Image Courtesy of Dina Salem, 2022
Ahmed Alaqra
Biography:Ahmed Alaqra is a Palestinian artist, architect, and curator whose practice interrogates the visual and material languages that shape our public realms. Working across photography, text, installation, and archival forms, he explores how meaning is constructed around everyday objects. His approach often centres on processes of unmaking and unlearning, challenging dominant narratives and opening space for alternative ways of seeing and learning.
Alaqra has curated exhibitions across Europe and the Arab world, with recent projects including I Will Write Our Will Above the Clouds, a touring exhibition, and Salt-Kissed at Hayy Jameel in Jeddah. His work has also been presented at institutions such as the Qattan Foundation, ICD Brookfield Place, the Spore Initiative, and POUSH. Alaqra is the co-founder of the FANA’ Collective and EL-GORFEH - Palestine’s first community darkroom - both serving as experimental platforms for shared making, reflection, and collective agency. Currently, he is a fellow of the Arab Documentary Photography Program (ADPP).
Artwork Overview:
I remember. a light is a sculptural installation composed of translucent resin cubes, each containing the shape of a specific shadow. Sourced and modeled from analogue photographs taken in Sharjah - where the artist grew up - and Dubai, these shadows are not dramatic or iconic, but drawn from quiet, everyday interactions between light and urban surfaces: a stairwell’s edge, the lattice pattern cast by a palm, the brief shelter beneath a car. The work is both recollection and structure - a quiet archive of ephemeral contact between city, body, and sun.
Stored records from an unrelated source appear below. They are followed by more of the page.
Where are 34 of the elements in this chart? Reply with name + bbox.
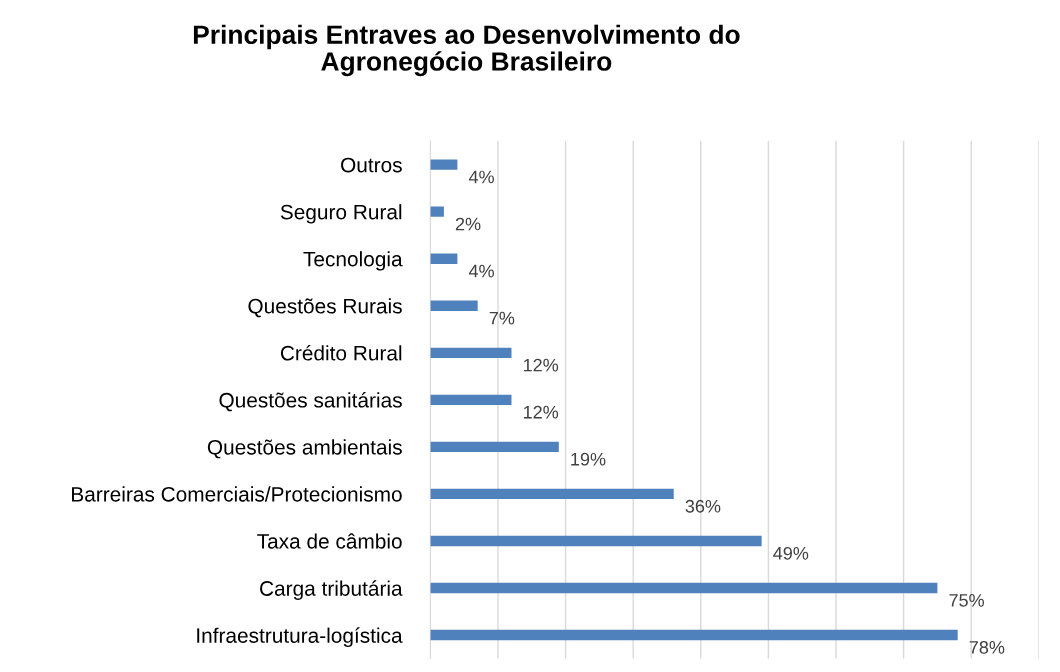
- data-label: 12%: [523, 405, 559, 419]
- y-tick-label: Outros: [341, 157, 402, 173]
- y-tick-label: Questões ambientais: [207, 439, 402, 459]
- bar: [430, 159, 458, 170]
- data-label: 36%: [685, 499, 721, 513]
- bar: [430, 488, 674, 500]
- y-tick-label: Questões Rurais: [248, 298, 402, 318]
- bar: [430, 629, 958, 641]
- data-label: 12%: [523, 358, 559, 372]
- bar: [430, 394, 512, 406]
- data-label: 75%: [949, 594, 984, 607]
- bar: [430, 535, 762, 547]
- y-tick-label: Tecnologia: [303, 251, 403, 271]
- y-tick-label: Taxa de câmbio: [257, 533, 402, 549]
- data-label: 4%: [468, 170, 494, 184]
- bar: [430, 300, 478, 311]
- y-tick-label: Crédito Rural: [280, 345, 402, 361]
- y-tick-label: Questões sanitárias: [219, 392, 402, 412]
- data-label: 2%: [455, 217, 481, 231]
- y-tick-label: Infraestrutura-logística: [197, 627, 403, 648]
- bar: [430, 253, 458, 264]
- bar: [430, 206, 444, 217]
- data-label: 49%: [773, 546, 809, 560]
- data-label: 7%: [489, 311, 515, 325]
- chart-title: Principais Entraves ao Desenvolvimento do Agronegócio Brasileiro: [193, 24, 740, 77]
- data-label: 19%: [571, 452, 606, 466]
- y-tick-label: Carga tributária: [260, 580, 403, 600]
- y-tick-label: Barreiras Comerciais/Protecionismo: [72, 486, 402, 502]
- bar: [430, 582, 938, 594]
- data-label: 4%: [468, 264, 494, 278]
- y-tick-label: Seguro Rural: [280, 204, 402, 224]
- data-label: 78%: [969, 640, 1005, 654]
- bar: [430, 441, 559, 453]
- bar: [430, 347, 512, 358]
Each cube is filled with three-dimensional form of a shadow, transforming a fleeting moment into a lasting form. The cubes are then assembled on shelves with free-standing 3D- printed shadows, forming library like structures. From a distance, the installation reads as a collection; up close, it reveals a series of intimate moments - preserved impressions of light meeting material and then moving on. The work draws conceptual resonance from the mashrabiya, a traditional architectural element that filters light, air, and visibility. Like the mashrabiya, the cubes modulate perception - offering thresholds rather than images, and memory instead of monumentality.
Alaqra’s broader practice often explores deformation as a form of spatial reclamation. Here, that approach is reflected in the inversion of shadow from negative space into sculptural volume. The result is an installation that reflects on light not as illumination, but as encounter.